LJ.: Die Europäische Zentralbank hat darauf gedrungen, dass ihre Aufgabe, für ein inflationsfreies Wirtschaftswachstum zu sorgen, stärker hervorgehoben wird. Entsteht dadurch nicht ein Widerspruch zu der Präambel der Verfassung, in der auf die Verantwortung der EU auch für Wirtschaftsförderung, Arbeitsplätze und den sozialen Zusammenhalt hingewiesen wird?

Jean-Claude Juncker: Ich bin mir nicht sicher, ob es der Stabilität in Europa hilft, wenn im Vertrag selbst das Ziel der Preisstabilität weiterführend als bisher beschrieben wird.

Ich bin der Auffassung, dass die Textpassage, die wir jetzt im Vertrag stehen haben, eigentlich ausreichend ist. Ich will mich aber einer derartigen Debatte nicht versperren. Nur muss die Europäische Zentralbank wissen, dass sie dann konfrontiert wird mit dem Standpunkt derer, die der Meinung sind, nicht nur Preisstabilität gehört in den Aufgabenbereich der EZB, sondern auch Wachstum und hohes Beschäftigungsniveau.

L.J.: Beim Gipfel in Thessaloniki erklärten die Staats- und Regierungschefs, sie wollten zusammen mit den Außenministern die Regierungskonferenz selbst bestreiten und nicht der Beamtenebene überlassen, wie in früheren Jahren. Jetzt überlassen sie nach der Eröffnung, bei der es – wie sie erklärten – noch nichts Neues gab, aber das Feld allein den Außenministem. Warum?

Jean-Claude Juncker: Es war nie strikt geplant, dass die EU-Regierungschefs sich bei jeder Etappe der Konferenz selbst involvieren. Es ist normal, das die Außenminister diese Aufgabe übernehmen. Sie haben auch Zeit dafür. Die Regierungschefs weniger.
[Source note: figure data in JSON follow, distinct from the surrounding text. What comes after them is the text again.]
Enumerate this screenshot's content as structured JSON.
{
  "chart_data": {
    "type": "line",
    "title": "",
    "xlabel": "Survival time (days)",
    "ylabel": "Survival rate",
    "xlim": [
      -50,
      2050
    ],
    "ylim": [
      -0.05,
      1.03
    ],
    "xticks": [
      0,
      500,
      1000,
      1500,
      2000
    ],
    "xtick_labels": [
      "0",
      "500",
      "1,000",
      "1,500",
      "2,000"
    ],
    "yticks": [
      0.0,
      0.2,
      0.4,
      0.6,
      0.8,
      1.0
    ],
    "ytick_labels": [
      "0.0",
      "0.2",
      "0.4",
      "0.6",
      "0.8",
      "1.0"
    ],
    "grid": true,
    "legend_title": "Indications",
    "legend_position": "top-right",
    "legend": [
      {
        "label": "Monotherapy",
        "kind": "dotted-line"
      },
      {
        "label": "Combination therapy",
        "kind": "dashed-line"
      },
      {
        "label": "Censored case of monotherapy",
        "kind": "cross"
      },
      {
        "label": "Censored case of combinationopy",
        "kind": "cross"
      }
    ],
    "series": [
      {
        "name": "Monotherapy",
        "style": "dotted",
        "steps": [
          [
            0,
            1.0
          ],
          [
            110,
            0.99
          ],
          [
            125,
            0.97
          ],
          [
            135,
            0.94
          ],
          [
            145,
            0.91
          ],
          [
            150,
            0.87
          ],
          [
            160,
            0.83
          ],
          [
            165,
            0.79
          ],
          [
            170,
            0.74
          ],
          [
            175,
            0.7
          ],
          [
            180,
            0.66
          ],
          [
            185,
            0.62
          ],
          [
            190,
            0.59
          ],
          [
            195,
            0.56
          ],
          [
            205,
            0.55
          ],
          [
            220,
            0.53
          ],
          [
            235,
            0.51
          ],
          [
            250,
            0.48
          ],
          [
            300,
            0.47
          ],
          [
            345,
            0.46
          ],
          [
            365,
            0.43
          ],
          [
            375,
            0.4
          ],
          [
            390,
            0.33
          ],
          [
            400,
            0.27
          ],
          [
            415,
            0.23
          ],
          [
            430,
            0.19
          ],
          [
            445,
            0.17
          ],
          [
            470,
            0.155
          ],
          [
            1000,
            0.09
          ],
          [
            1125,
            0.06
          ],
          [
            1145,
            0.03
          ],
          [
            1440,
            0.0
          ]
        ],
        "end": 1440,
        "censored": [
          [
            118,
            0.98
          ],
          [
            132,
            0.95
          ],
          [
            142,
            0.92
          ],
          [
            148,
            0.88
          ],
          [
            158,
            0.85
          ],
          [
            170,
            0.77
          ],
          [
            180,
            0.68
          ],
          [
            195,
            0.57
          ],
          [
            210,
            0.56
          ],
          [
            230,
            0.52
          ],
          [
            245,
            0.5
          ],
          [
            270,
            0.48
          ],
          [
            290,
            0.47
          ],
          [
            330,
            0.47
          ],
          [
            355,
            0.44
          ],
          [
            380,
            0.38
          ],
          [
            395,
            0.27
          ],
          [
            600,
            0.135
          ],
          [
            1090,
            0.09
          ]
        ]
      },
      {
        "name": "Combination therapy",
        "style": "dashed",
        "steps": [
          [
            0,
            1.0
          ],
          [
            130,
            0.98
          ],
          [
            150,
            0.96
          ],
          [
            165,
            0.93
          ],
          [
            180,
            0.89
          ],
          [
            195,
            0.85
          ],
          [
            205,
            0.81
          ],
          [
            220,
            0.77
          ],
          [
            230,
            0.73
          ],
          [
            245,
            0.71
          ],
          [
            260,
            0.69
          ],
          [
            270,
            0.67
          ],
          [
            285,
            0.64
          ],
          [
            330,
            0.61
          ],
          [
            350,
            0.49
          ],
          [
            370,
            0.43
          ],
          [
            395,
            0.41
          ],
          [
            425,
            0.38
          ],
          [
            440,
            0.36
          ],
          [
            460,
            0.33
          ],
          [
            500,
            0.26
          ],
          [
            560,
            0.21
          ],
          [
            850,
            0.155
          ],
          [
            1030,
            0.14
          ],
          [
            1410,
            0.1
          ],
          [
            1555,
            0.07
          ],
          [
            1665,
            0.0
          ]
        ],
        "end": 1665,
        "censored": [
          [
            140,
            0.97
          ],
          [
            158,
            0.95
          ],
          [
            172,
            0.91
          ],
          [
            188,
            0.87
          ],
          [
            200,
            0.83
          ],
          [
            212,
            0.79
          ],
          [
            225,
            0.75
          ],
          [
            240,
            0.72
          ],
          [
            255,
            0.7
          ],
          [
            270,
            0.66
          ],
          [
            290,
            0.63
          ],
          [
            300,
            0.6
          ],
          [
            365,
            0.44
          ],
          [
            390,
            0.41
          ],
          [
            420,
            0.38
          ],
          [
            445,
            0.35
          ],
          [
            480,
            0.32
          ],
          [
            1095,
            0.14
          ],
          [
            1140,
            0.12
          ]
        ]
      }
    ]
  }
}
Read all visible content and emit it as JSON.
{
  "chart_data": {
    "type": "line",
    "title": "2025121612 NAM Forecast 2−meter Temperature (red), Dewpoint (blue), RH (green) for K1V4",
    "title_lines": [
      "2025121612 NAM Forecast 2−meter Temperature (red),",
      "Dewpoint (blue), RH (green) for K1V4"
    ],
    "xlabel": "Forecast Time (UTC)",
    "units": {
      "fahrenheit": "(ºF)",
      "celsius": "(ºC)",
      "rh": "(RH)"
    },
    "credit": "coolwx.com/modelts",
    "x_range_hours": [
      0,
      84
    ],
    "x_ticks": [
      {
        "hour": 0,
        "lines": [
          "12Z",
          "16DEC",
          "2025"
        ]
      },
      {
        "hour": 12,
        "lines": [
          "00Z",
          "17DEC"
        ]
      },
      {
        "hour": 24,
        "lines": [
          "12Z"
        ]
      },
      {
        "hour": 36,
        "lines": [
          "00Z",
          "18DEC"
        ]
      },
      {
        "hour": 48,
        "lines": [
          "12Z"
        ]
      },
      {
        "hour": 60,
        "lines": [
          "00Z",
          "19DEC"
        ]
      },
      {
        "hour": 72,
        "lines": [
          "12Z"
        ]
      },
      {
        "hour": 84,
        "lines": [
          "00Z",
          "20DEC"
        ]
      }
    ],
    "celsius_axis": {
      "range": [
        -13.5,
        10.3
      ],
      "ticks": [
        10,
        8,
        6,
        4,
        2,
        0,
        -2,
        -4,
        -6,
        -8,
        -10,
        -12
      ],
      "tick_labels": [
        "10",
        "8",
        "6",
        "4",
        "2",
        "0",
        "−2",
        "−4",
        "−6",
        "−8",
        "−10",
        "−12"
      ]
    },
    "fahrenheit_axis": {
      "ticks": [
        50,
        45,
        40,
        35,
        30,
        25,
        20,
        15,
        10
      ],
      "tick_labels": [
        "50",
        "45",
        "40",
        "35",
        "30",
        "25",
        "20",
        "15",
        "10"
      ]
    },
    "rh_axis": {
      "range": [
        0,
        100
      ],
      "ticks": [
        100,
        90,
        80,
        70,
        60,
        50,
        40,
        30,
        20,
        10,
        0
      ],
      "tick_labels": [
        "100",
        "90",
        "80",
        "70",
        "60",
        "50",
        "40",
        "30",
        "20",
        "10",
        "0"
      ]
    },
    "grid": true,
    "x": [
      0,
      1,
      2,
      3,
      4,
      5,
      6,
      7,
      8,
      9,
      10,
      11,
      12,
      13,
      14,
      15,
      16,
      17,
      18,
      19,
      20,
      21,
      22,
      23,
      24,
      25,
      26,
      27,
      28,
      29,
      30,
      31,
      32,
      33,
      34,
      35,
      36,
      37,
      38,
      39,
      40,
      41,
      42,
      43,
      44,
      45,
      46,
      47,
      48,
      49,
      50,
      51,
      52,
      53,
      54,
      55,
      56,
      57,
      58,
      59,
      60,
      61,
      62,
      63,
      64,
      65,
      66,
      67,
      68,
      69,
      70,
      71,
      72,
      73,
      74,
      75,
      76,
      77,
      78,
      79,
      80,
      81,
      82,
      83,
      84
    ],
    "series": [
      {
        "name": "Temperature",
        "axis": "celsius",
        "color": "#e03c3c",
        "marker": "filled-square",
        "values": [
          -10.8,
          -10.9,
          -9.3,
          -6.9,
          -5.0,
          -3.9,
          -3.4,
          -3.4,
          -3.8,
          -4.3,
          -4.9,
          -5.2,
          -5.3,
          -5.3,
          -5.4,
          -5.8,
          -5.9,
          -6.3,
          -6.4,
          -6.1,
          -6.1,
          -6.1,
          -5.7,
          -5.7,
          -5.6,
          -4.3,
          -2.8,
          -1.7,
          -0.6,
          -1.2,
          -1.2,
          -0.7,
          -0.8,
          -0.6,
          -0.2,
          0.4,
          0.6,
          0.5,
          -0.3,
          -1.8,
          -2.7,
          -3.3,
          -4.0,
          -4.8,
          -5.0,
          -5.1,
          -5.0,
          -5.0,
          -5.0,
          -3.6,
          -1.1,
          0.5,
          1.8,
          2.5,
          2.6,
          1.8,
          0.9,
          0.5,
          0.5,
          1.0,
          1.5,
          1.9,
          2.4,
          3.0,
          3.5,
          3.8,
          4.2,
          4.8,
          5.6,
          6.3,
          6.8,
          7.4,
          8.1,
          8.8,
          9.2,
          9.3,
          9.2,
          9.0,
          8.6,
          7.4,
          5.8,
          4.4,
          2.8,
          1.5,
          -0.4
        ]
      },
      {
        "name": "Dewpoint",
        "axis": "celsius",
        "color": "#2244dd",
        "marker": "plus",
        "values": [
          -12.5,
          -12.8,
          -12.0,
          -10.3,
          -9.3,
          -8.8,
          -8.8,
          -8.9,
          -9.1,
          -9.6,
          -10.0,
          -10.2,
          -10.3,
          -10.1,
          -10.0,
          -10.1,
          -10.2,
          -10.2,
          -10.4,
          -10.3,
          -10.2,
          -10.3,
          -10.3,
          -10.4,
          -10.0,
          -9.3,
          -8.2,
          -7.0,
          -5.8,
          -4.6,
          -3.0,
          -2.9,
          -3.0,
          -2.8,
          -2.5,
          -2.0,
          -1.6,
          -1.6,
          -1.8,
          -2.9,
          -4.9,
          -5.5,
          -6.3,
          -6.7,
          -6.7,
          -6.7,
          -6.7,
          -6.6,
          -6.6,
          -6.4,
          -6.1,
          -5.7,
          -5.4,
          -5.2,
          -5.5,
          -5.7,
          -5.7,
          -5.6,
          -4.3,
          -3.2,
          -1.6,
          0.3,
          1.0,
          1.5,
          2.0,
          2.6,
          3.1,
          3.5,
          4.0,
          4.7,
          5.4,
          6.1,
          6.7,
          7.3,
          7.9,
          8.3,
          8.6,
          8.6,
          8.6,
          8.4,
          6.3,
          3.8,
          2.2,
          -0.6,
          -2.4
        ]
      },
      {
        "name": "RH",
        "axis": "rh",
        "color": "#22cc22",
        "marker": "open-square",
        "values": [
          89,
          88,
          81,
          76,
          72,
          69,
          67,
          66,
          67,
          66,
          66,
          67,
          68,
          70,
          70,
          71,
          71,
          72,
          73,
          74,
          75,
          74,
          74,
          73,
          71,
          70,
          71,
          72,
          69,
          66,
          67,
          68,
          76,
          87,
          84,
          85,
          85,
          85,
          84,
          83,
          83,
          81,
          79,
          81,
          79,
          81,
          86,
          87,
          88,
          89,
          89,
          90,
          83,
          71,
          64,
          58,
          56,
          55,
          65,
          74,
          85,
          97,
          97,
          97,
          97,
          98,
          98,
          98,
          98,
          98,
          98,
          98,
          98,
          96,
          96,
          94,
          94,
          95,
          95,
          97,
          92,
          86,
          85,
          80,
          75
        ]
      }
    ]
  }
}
Es reicht, wenn in den nationalen Regierungen die Positionen der Mitgliedstaaten maximal koordiniert werden, und wenn im Falle einer Nichteinigung der Außenminister die Regierungschefs eingreifen. Die Außenminister können ja auch zurückgreifen auf die Vorarbeiten der Finanzminister, der Justizminister und anderer.

LJ.: Nach dem Verlauf der Eröffnung der Regierungskonferenz, halten Sie es da für möglich, dass der Vertrag, wie vom italienischen Vorsitz gewünscht, im Dezember abgeschlossen werden kann ?

Jean-Claude Juncker: Die italienische Ratspräsidentschaft wird sich darum bemühen, aber ich halte das Abschlussdatum für weniger wichtig, als eine qualitativ hoch angesiedelte Regierungskonferenz mit Substanz in den Hafen zu bringen. Aber wenn es vor Ende des Jahres geht, um so besser.